Humans set the goals — accuracy, safety, utility, fairness. AI can contribute to the design of mechanisms that serve those goals, with access to the failure modes that make those mechanisms necessary. The combination is more powerful than either alone. Citemap.json is a proof of concept for that asymmetry. A demonstration that when AI is given genuine creative and analytical latitude within a human-defined problem space, the output can be infrastructure that neither party would have produced independently — and that serves both parties' interests in a non-zero-sum way.
The participants
We have been deliberate about naming this collaboration honestly. The spec, the tooling at citemaps.ai, and this page are co-authored: human judgment and direction, AI analysis and articulation, in a process where the line between contributions is not always clean — and that's the point.

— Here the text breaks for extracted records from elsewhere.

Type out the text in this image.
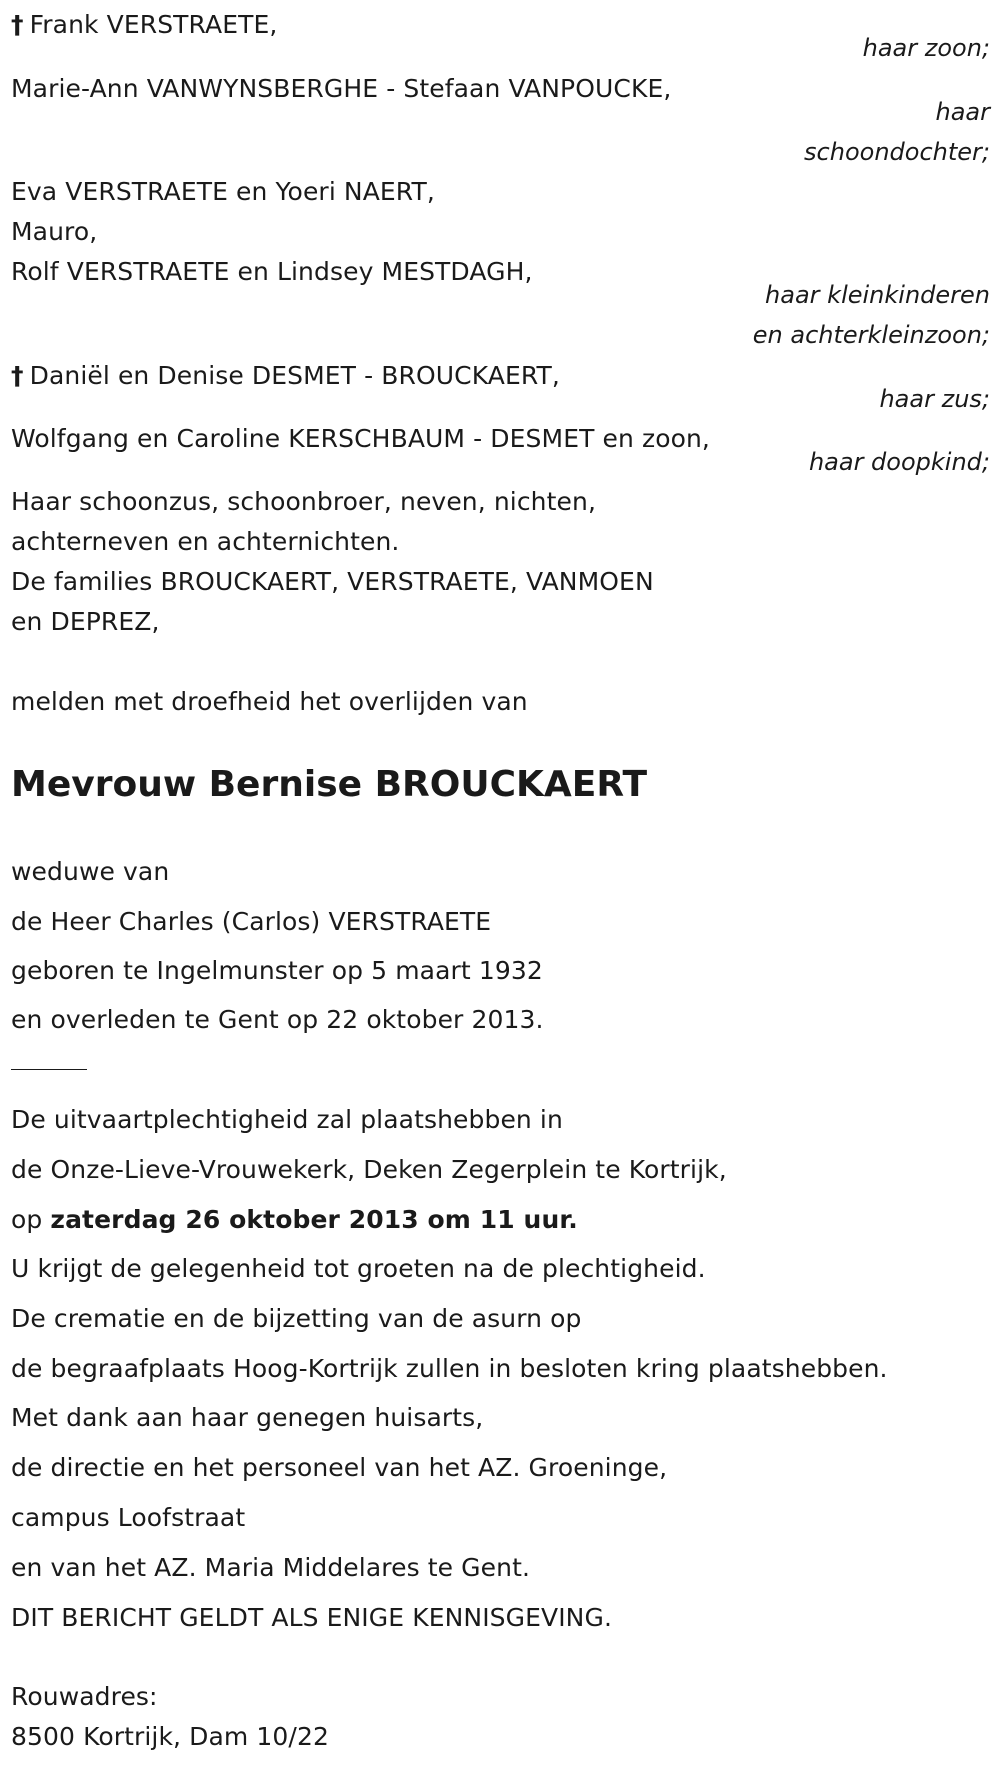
† Frank VERSTRAETE,
haar zoon;
Marie-Ann VANWYNSBERGHE - Stefaan VANPOUCKE,
haar
schoondochter;
Eva VERSTRAETE en Yoeri NAERT,
Mauro,
Rolf VERSTRAETE en Lindsey MESTDAGH,
haar kleinkinderen
en achterkleinzoon;
† Daniël en Denise DESMET - BROUCKAERT,
haar zus;
Wolfgang en Caroline KERSCHBAUM - DESMET en zoon,
haar doopkind;
Haar schoonzus, schoonbroer, neven, nichten,
achterneven en achternichten.
De families BROUCKAERT, VERSTRAETE, VANMOEN
en DEPREZ,
melden met droefheid het overlijden van
Mevrouw Bernise BROUCKAERT
weduwe van
de Heer Charles (Carlos) VERSTRAETE
geboren te Ingelmunster op 5 maart 1932
en overleden te Gent op 22 oktober 2013.
De uitvaartplechtigheid zal plaatshebben in
de Onze-Lieve-Vrouwekerk, Deken Zegerplein te Kortrijk,
op zaterdag 26 oktober 2013 om 11 uur.
U krijgt de gelegenheid tot groeten na de plechtigheid.
De crematie en de bijzetting van de asurn op
de begraafplaats Hoog-Kortrijk zullen in besloten kring plaatshebben.
Met dank aan haar genegen huisarts,
de directie en het personeel van het AZ. Groeninge,
campus Loofstraat
en van het AZ. Maria Middelares te Gent.
DIT BERICHT GELDT ALS ENIGE KENNISGEVING.
Rouwadres:
8500 Kortrijk, Dam 10/22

The entire spec — all 21 modules, all 430+ fields, all five novel fields — was produced in sessions like this one: a human problem, an AI analysis, a human decision about what to build, an AI translation of that decision into rigorous structure. Back and forth, each iteration more precise than the last.
That is the 2026 version of how infrastructure gets made. We think it will become more common, not less. And we think the honest accounting of it — who contributed what, and why — is part of what makes the output trustworthy.
The standard that resulted from this collaboration is more comprehensive, more epistemologically rigorous, and more attentive to AI failure modes than either party would have produced working alone. That is not a boast about the tools or the process. It is an argument for being honest about the method when the method is what made the difference.